Um artigo publicado na sexta (6) na revista Acta Amazonica mostra que o modelo atual de desenvolvimento da Amazônia, centrado na extração de recursos naturais e implementação de grandes projetos – como barragens, estradas ou mineração – intensifica desigualdades sociais, destruição ambiental e conflitos territoriais. Esses projetos ainda trazem impactos duradouros para os ecossistemas e as comunidades locais, com efeitos agravados por mudanças climáticas e políticas permissivas.
Conduzido por cientistas de instituições como Instituto Nacional de Pesquisas da Amazônia (INPA), Universidade Federal do Pará (UFPA) e Universidade da Califórnia (EUA), o artigo baseia-se em literatura acadêmica, relatórios técnicos e dados institucionais para apresentar os principais marcos históricos e políticos da Amazônia desde os anos 1940, considerando as políticas de desenvolvimento de cada época. Parte do conteúdo também foi derivado de levantamentos do Painel Científico para a Amazônia (SPA, na sigla em inglês), composto por 200 pesquisadores de diversos países.
A partir de políticas estatais voltadas à integração territorial e à modernização urbana-industrial, a Amazônia passou a abrigar grandes empreendimentos, como portos e estradas, que favoreceram interesses externos e desconsideraram a diversidade social e ecológica local. Nos anos 1990, com o avanço do neoliberalismo, observou-se o fortalecimento de mercados ilegais como grilagem, garimpo e tráfico de madeira e drogas.

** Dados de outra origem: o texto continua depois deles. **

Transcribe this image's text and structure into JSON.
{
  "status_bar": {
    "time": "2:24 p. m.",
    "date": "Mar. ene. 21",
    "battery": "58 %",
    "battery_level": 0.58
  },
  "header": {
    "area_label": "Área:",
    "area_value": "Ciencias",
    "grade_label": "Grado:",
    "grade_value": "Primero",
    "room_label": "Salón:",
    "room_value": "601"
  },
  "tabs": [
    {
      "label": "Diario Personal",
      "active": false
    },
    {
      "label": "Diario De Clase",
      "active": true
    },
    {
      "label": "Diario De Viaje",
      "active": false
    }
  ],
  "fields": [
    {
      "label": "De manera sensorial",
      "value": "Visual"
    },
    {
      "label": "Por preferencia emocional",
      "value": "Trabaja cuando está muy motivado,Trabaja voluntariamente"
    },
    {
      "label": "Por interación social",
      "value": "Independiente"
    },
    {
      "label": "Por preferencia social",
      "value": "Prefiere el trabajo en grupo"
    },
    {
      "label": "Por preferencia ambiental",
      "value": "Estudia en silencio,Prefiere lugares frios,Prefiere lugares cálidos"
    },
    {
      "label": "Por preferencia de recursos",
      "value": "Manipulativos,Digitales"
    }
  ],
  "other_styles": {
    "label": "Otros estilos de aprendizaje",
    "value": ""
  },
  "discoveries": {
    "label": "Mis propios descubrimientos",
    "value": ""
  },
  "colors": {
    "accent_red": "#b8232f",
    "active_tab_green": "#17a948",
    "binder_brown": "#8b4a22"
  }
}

O estudo revela que, diante dessas pressões, as populações locais têm buscado formas de resistência. Sobretudo na década de 80 e 90, movimentos indígenas se articularam com universidades, ONGs, ambientalistas e movimentos internacionais para garantir maior participação na formulação de constituições que contemplassem seus povos e que tivessem ficado de fora da Constituição de 1988. Dentre os resultados dessa luta, destaca-se o reconhecimento de territórios indígenas, quilombolas e de populações tradicionais e maior participação em fóruns de governança ambiental.
Segundo Philip Fearnside, pesquisador do INPA e um dos autores do artigo, o trabalho ajuda a romper com a visão simplista de que a Amazônia é um “vazio demográfico”. O bioma é descrito como um espaço complexo, feito de redes sociais, econômicas e culturais que foi moldado ativamente por seus habitantes – como ribeirinhos, quilombolas, indígenas e migrantes.
O pesquisador explica que, hoje, a maior parte da população da Amazônia vive em cidades. Mas apesar desses grandes centros urbanos, existe ao mesmo tempo uma ligação forte com a população que está na área rural, inclusive com migração de população”, explica. “Essa ligação muitas vezes se dá no âmbito familiar, com mulheres e crianças na cidade para terem acesso a escola e saúde e os homens no campo. Há também aumento de ligações comerciais, com transporte de produtos do campo de cada vez mais longe para os mercados urbanos”, completa.
A pesquisa propõe que as experiências locais sejam valorizadas na formulação de políticas públicas. Os autores defendem alternativas que conciliem justiça ambiental e conservação, com base em saberes tradicionais e participação ativa das comunidades. A expectativa é de que o trabalho ajude a repensar o modelo vigente de desenvolvimento, evitando que a Amazônia atinja pontos de não retorno ecológico e social.